石橋さんは白いTシャツに黒のタイトスカートという出で立ちだった。
「すいません、なかなか思い出せなくて…」
「ちょっと寂しかったかな?」
「わー、申し訳ありません!」
「いいよ、名前思い出してくれたもん。上井君は今帰りなの?」
「本当なら部活なんですけど、実は右足に大怪我しちゃいまして…」
俺は少し制服のズボンの裾を上げ、包帯の端っこを見せた。
「なんか、包帯が見えるよ?」
「そうなんです。俺、サッカーに出てたんですが、カッコ付けて相手チームのドリブルをスライディングして阻止したんです。だけど慣れないことをするもんですから、脛にちょっと深い傷を負っちゃいまして、保健室で応急措置だけしてもらって、病院に行って来ようという次第なんです」
「うわぁ、痛そう…」
「自分の怪我を話すと、本人は大丈夫でも、聞かされた方は痛いですよね。まあ俺は元気は元気なので、そんな心配しなくても大丈夫ですよ」
「でも、でも…。上井君って、去年の冬のクラスマッチでもサッカーで痛い思いをしてなかった?」
「あー、ボールが顎に当たって、失神したヤツですね。石橋さんは現場におられましたっけ?」
「もう生徒会役員は引退してたけど、そういう話って伝わってくるんだよね。ましてやその頃、アタシは上井君と知り合ったばかりじゃない?だから凄い心配したんだよ」
「そうだったんですか、すいません」
「でも上井君を見てたら、可愛い弟みたいで、ほっとけないんだよね」
「弟ですか?」
「アタシと初めて話した時、酷い失恋を思い出す…って言ってたよね」
「はい…。アレはフォークダンスの曲のせいで…」
「アタシはね、松田聖子の天使のウィンク」
「へ?」
「へ、じゃないよ〜。アタシも変な同級生に一目惚れして、2号でもいいって言われて、それでも彼といれるなら…って話したの、覚えてる?」
「はい、覚えてますよ。確か捕まったんですよね?そいつ」
「アタシが、2号でいいなんていう夢から覚めた時にヒットしてたのが、天使のウィンクなんだ」
「なるほど…」
「だから天使のウィンクを聴くと、アタシは悲しい思い出が蘇るの」
「その時期だったんですね。そしてしばらくしたら、事件が起きるんですね」
「そうなのよね。上井君はその頃って…」
「中2から中3に上がる頃です」
「あ〜、なんか人生で一番青春って時期だね!」
「そうですかね?」
「上井君も分かるよ、きっと。まだ高校受験の心配はそんなにしないでいいし、誰が好きとかそんな話で盛り上がれるし…」
「ま、まあ確かにそうでしたね…」
俺は薄っすら片思いしていた山神恵子に本格的に失恋し、クラス替えもあって神戸千賀子に思いを馳せるようになった頃だ。そう思うと、お互いに好きで付き合うことになったのに、今はフラレた結果、相容れない存在になっていることが、青春の傷痕のように思えてならない。

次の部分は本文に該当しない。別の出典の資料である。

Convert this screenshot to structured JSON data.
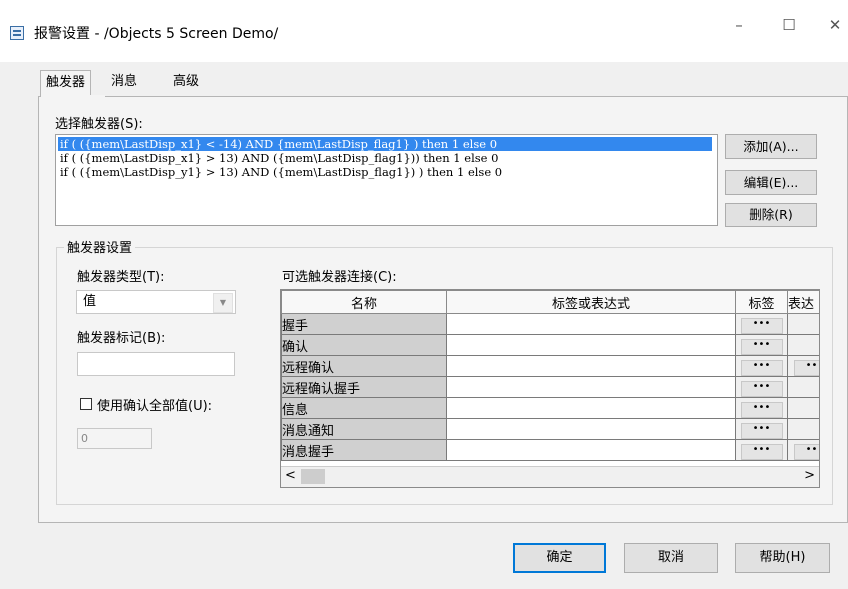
{
  "window": {
    "title": "报警设置 - /Objects 5 Screen Demo/",
    "min_glyph": "–",
    "max_glyph": "☐",
    "close_glyph": "✕"
  },
  "tabs": [
    {
      "label": "触发器",
      "active": true
    },
    {
      "label": "消息",
      "active": false
    },
    {
      "label": "高级",
      "active": false
    }
  ],
  "triggers": {
    "label": "选择触发器(S):",
    "items": [
      "if ( ({mem\\LastDisp_x1} < -14) AND {mem\\LastDisp_flag1} ) then 1 else 0",
      "if ( ({mem\\LastDisp_x1} > 13) AND ({mem\\LastDisp_flag1})) then 1 else 0",
      "if ( ({mem\\LastDisp_y1} > 13) AND ({mem\\LastDisp_flag1}) ) then 1 else 0"
    ],
    "selected_index": 0,
    "add_label": "添加(A)...",
    "edit_label": "编辑(E)...",
    "delete_label": "删除(R)"
  },
  "settings": {
    "group_title": "触发器设置",
    "type_label": "触发器类型(T):",
    "type_value": "值",
    "tag_label": "触发器标记(B):",
    "tag_value": "",
    "use_ack_all_label": "使用确认全部值(U):",
    "use_ack_all_checked": false,
    "ack_all_value": "0"
  },
  "connections": {
    "label": "可选触发器连接(C):",
    "columns": [
      "名称",
      "标签或表达式",
      "标签",
      "表达"
    ],
    "rows": [
      {
        "name": "握手",
        "expr": "",
        "tag_btn": "•••",
        "expr_btn": ""
      },
      {
        "name": "确认",
        "expr": "",
        "tag_btn": "•••",
        "expr_btn": ""
      },
      {
        "name": "远程确认",
        "expr": "",
        "tag_btn": "•••",
        "expr_btn": "•••"
      },
      {
        "name": "远程确认握手",
        "expr": "",
        "tag_btn": "•••",
        "expr_btn": ""
      },
      {
        "name": "信息",
        "expr": "",
        "tag_btn": "•••",
        "expr_btn": ""
      },
      {
        "name": "消息通知",
        "expr": "",
        "tag_btn": "•••",
        "expr_btn": ""
      },
      {
        "name": "消息握手",
        "expr": "",
        "tag_btn": "•••",
        "expr_btn": "•••"
      }
    ],
    "scroll_left": "<",
    "scroll_right": ">"
  },
  "footer": {
    "ok_label": "确定",
    "cancel_label": "取消",
    "help_label": "帮助(H)"
  }
}
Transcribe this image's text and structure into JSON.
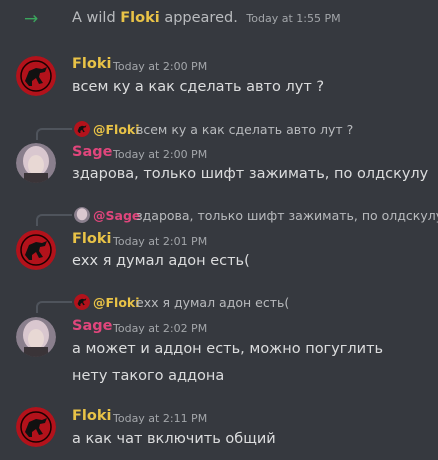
{
  "system": {
    "prefix": "A wild",
    "name": "Floki",
    "suffix": "appeared.",
    "time": "Today at 1:55 PM",
    "icon": "join-arrow-icon"
  },
  "messages": [
    {
      "author": "Floki",
      "time": "Today at 2:00 PM",
      "lines": [
        "всем ку а как сделать авто лут ?"
      ]
    },
    {
      "reply": {
        "mention": "@Floki",
        "text": "всем ку а как сделать авто лут ?"
      },
      "author": "Sage",
      "time": "Today at 2:00 PM",
      "lines": [
        "здарова, только шифт зажимать, по олдскулу"
      ]
    },
    {
      "reply": {
        "mention": "@Sage",
        "text": "здарова, только шифт зажимать, по олдскулу"
      },
      "author": "Floki",
      "time": "Today at 2:01 PM",
      "lines": [
        "ехх я думал адон есть("
      ]
    },
    {
      "reply": {
        "mention": "@Floki",
        "text": "ехх я думал адон есть("
      },
      "author": "Sage",
      "time": "Today at 2:02 PM",
      "lines": [
        "а может и аддон есть, можно погуглить",
        "нету такого аддона"
      ]
    },
    {
      "author": "Floki",
      "time": "Today at 2:11 PM",
      "lines": [
        "а как чат включить общий"
      ]
    }
  ],
  "colors": {
    "background": "#36393f",
    "floki": "#e9c347",
    "sage": "#e0467c",
    "join_arrow": "#3ba55d"
  }
}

「そう言えばアタシが中3になった時、新1年生に横浜から転校生が来る!って話題になってたんだけど…。それってもしかして上井君?」
「えっ?ご存知でしたか?」
「やっぱり!たまたま思い付いた勘なんだけどね、上井君って広島弁を喋っとるけど、たまに不自然な時があるんよ。標準語っぽい喋りというか…。それでそう思ったの」
「わぁ、石橋さん、凄い観察力です!帽子被ってないけど、脱帽します」
「アハハッ、そんなちょっとしたユーモアも上井君らしいよね。あ、もう玖波に着いちゃう…。上井君は一旦お家に帰って、保険証持って外科へ…かな?」
「そうですね、家まで歩くのがたいぎぃですけど」
「…もし良かったら、まだ初心者マーク付いてるけど、アタシの車で送ってあげようか?」
「げっ、何ということを!そんな恐れ多いこと、頼めませんよ!」
「またまたぁ。歩くのが辛いんでしょ?アタシは玖波駅まで車で来て、駐車場に停めて短大に通ってるんだ。だから上井君のお家まで行って、保険証を持ってくるのを待って、病院まで連れてって上げるよ」
「そ、そんな、石橋さんをタクシー代わりに使うなんて、申し訳ないですよ。助手席だって、彼氏とか乗られたりするんじゃないですか?」
「アタシに彼氏はいないよ。安心して…ってのも変だけど、気にせずに乗ってね」
その内列車は玖波駅に着いた。
俺と石橋さんは2人同時に降りたが、やはり俺の右足は痛みが増していて、ちょっとビッコを引くかんじになってしまう。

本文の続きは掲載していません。